Deduplicate records
The deduplicate records processing rule looks for any records that contain identical key/value data within a specified time frame, then removes all but the earliest of those records.
When the deduplicate records waits for data to accumulate in your pipeline, it stores that data in memory. Increasing the value of the Time window parameter also increases the memory load on your pipeline. For example, if 100,000 records pass through your pipeline during the specified time period, and those records are 1 kB each, the deduplicate records rule will add approximately 100 MB of memory load.
Configuration parameters
Parameter | Description | Default |
---|---|---|
Time window | Required. How long to wait (in seconds) for data to accumulate in your pipeline before searching for duplicate records. For example, for a window length of 5 , two records with an identical key/value pair are considered duplicates if they both occur within the same five-second period, but not if they occur within the same 10-second period. | none |
Select key | Required. The key to use in your comparison. If multiple records have the same value assigned to this key, this rule removes all but the earliest record to contain that key/value pair within the specified time frame. You can also use record accessor syntax to reference keys nested within another nested object. | none |
Ignore records without key checkbox | Indicates whether to skip any records that don't contain your specified Select key. Chronosphere recommends selecting this checkbox to prevent processing errors. | Selected |
Comment | A custom note or description of the rule's function. This text is displayed next to the rule's name in the Actions list in the processing rules interface. | none |
Example
Using the deduplicate records rule lets you remove redundant information from your pipeline and reduce the amount of data that reaches your backend.

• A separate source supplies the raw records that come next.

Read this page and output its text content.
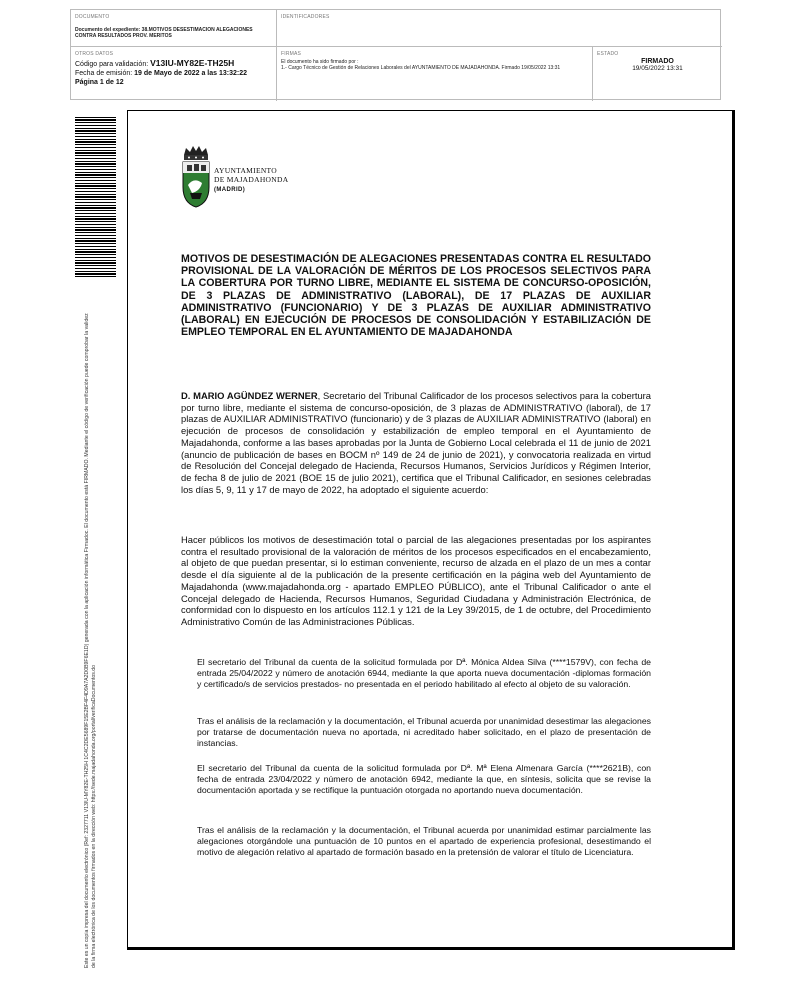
DOCUMENTO
Documento del expediente: 38.MOTIVOS DESESTIMACION ALEGACIONES CONTRA RESULTADOS PROV. MERITOS
IDENTIFICADORES
OTROS DATOS
Código para validación: V13IU-MY82E-TH25H
Fecha de emisión: 19 de Mayo de 2022 a las 13:32:22
Página 1 de 12
FIRMAS
El documento ha sido firmado por :
1.- Cargo Técnico de Gestión de Relaciones Laborales del AYUNTAMIENTO DE MAJADAHONDA. Firmado 19/05/2022 13:31
ESTADO
FIRMADO
19/05/2022 13:31
Este es un copia impresa del documento electrónico (Ref: 2327711 V13IU-MY82E-TH25H 1C4C2DE5689F15E2BF4F4D9A7A2D0B9F6E1D) generada con la aplicación informática Firmadoc. El documento está FIRMADO. Mediante el código de verificación puede comprobar la validez de la firma electrónica de los documentos firmados en la dirección web: https://sede.majadahonda.org/portal/verificaDocumentos.do
AYUNTAMIENTO
DE MAJADAHONDA
(MADRID)
MOTIVOS DE DESESTIMACIÓN DE ALEGACIONES PRESENTADAS CONTRA EL RESULTADO PROVISIONAL DE LA VALORACIÓN DE MÉRITOS DE LOS PROCESOS SELECTIVOS PARA LA COBERTURA POR TURNO LIBRE, MEDIANTE EL SISTEMA DE CONCURSO-OPOSICIÓN, DE 3 PLAZAS DE ADMINISTRATIVO (LABORAL), DE 17 PLAZAS DE AUXILIAR ADMINISTRATIVO (FUNCIONARIO) Y DE 3 PLAZAS DE AUXILIAR ADMINISTRATIVO (LABORAL) EN EJECUCIÓN DE PROCESOS DE CONSOLIDACIÓN Y ESTABILIZACIÓN DE EMPLEO TEMPORAL EN EL AYUNTAMIENTO DE MAJADAHONDA
D. MARIO AGÜNDEZ WERNER, Secretario del Tribunal Calificador de los procesos selectivos para la cobertura por turno libre, mediante el sistema de concurso-oposición, de 3 plazas de ADMINISTRATIVO (laboral), de 17 plazas de AUXILIAR ADMINISTRATIVO (funcionario) y de 3 plazas de AUXILIAR ADMINISTRATIVO (laboral) en ejecución de procesos de consolidación y estabilización de empleo temporal en el Ayuntamiento de Majadahonda, conforme a las bases aprobadas por la Junta de Gobierno Local celebrada el 11 de junio de 2021 (anuncio de publicación de bases en BOCM nº 149 de 24 de junio de 2021), y convocatoria realizada en virtud de Resolución del Concejal delegado de Hacienda, Recursos Humanos, Servicios Jurídicos y Régimen Interior, de fecha 8 de julio de 2021 (BOE 15 de julio 2021), certifica que el Tribunal Calificador, en sesiones celebradas los días 5, 9, 11 y 17 de mayo de 2022, ha adoptado el siguiente acuerdo:
Hacer públicos los motivos de desestimación total o parcial de las alegaciones presentadas por los aspirantes contra el resultado provisional de la valoración de méritos de los procesos especificados en el encabezamiento, al objeto de que puedan presentar, si lo estiman conveniente, recurso de alzada en el plazo de un mes a contar desde el día siguiente al de la publicación de la presente certificación en la página web del Ayuntamiento de Majadahonda (www.majadahonda.org - apartado EMPLEO PÚBLICO), ante el Tribunal Calificador o ante el Concejal delegado de Hacienda, Recursos Humanos, Seguridad Ciudadana y Administración Electrónica, de conformidad con lo dispuesto en los artículos 112.1 y 121 de la Ley 39/2015, de 1 de octubre, del Procedimiento Administrativo Común de las Administraciones Públicas.
El secretario del Tribunal da cuenta de la solicitud formulada por Dª. Mónica Aldea Silva (****1579V), con fecha de entrada 25/04/2022 y número de anotación 6944, mediante la que aporta nueva documentación -diplomas formación y certificado/s de servicios prestados- no presentada en el periodo habilitado al efecto al objeto de su valoración.
Tras el análisis de la reclamación y la documentación, el Tribunal acuerda por unanimidad desestimar las alegaciones por tratarse de documentación nueva no aportada, ni acreditado haber solicitado, en el plazo de presentación de instancias.
El secretario del Tribunal da cuenta de la solicitud formulada por Dª. Mª Elena Almenara García (****2621B), con fecha de entrada 23/04/2022 y número de anotación 6942, mediante la que, en síntesis, solicita que se revise la documentación aportada y se rectifique la puntuación otorgada no aportando nueva documentación.
Tras el análisis de la reclamación y la documentación, el Tribunal acuerda por unanimidad estimar parcialmente las alegaciones otorgándole una puntuación de 10 puntos en el apartado de experiencia profesional, desestimando el motivo de alegación relativo al apartado de formación basado en la pretensión de valorar el título de Licenciatura.
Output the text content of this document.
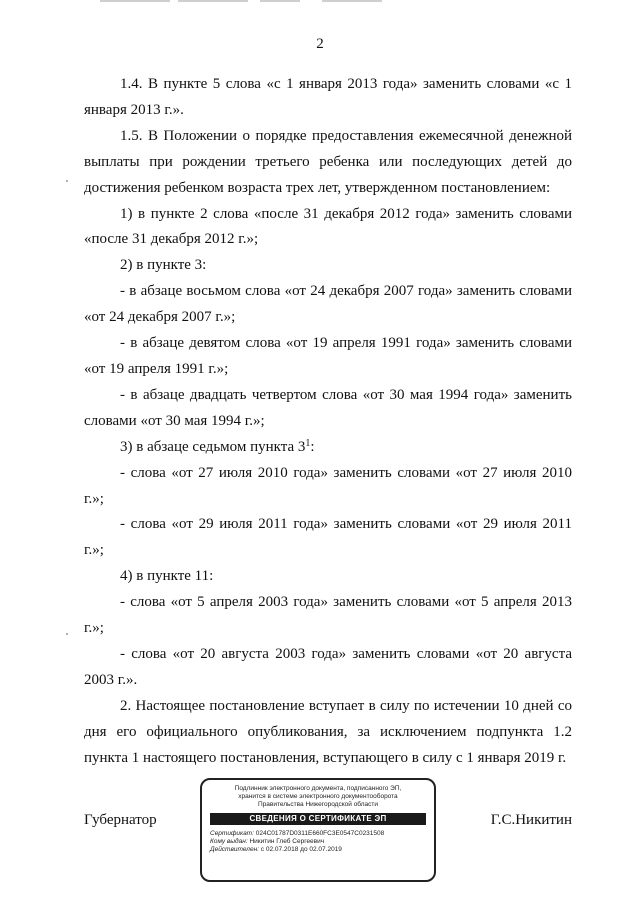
2

1.4. В пункте 5 слова «с 1 января 2013 года» заменить словами «с 1 января 2013 г.».

1.5. В Положении о порядке предоставления ежемесячной денежной выплаты при рождении третьего ребенка или последующих детей до достижения ребенком возраста трех лет, утвержденном постановлением:

1) в пункте 2 слова «после 31 декабря 2012 года» заменить словами «после 31 декабря 2012 г.»;

2) в пункте 3:

- в абзаце восьмом слова «от 24 декабря 2007 года» заменить словами «от 24 декабря 2007 г.»;

- в абзаце девятом слова «от 19 апреля 1991 года» заменить словами «от 19 апреля 1991 г.»;

- в абзаце двадцать четвертом слова «от 30 мая 1994 года» заменить словами «от 30 мая 1994 г.»;

3) в абзаце седьмом пункта $3^1$:

- слова «от 27 июля 2010 года» заменить словами «от 27 июля 2010 г.»;

- слова «от 29 июля 2011 года» заменить словами «от 29 июля 2011 г.»;

4) в пункте 11:

- слова «от 5 апреля 2003 года» заменить словами «от 5 апреля 2013 г.»;

- слова «от 20 августа 2003 года» заменить словами «от 20 августа 2003 г.».

2. Настоящее постановление вступает в силу по истечении 10 дней со дня его официального опубликования, за исключением подпункта 1.2 пункта 1 настоящего постановления, вступающего в силу с 1 января 2019 г.

Губернатор	Г.С.Никитин
Подлинник электронного документа, подписанного ЭП,
хранится в системе электронного документооборота
Правительства Нижегородской области
СВЕДЕНИЯ О СЕРТИФИКАТЕ ЭП
Сертификат: 024C01787D0311E660FC3E0547C0231508
Кому выдан: Никитин Глеб Сергеевич
Действителен: с 02.07.2018 до 02.07.2019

For example, given the following sample log data:
{"message": "All endpoints are functional."}
{"message": "All endpoints are functional."}
{"message": "All endpoints are functional."}
{"message": "All endpoints are functional."}
{"message": "The /purchase endpoint is unavailable."}
{"message": "The /purchase endpoint is unavailable."}
{"message": "The /purchase endpoint is unavailable."}
{"message": "The /purchase endpoint is partly unavailable."}
{"message": "The /purchase endpoint has been reset."}
{"message": "All endpoints are functional."}
{"message": "All endpoints are functional."}
A processing rule with the Time window value 5
and the Source key value
message
returns the following result:
{"message":"All endpoints are functional."}
{"message":"The /purchase endpoint is unavailable."}
{"message":"The /purchase endpoint is partly unavailable."}
{"message":"The /purchase endpoint has been reset."}
{"message":"All endpoints are functional."}
This rule removed all but the first instance of any logs with identical
message
values that appeared within the specified time frame. Because more
than five seconds elapsed between the value All endpoints are functional
on
line 1 and the same value on line 10, this rule retained both the log on line 1
and the log on line 10. However, since fewer than five seconds elapsed between
the value All endpoints are functional
on line 10 and the same value on line 11,
this rule removed the log on line 11.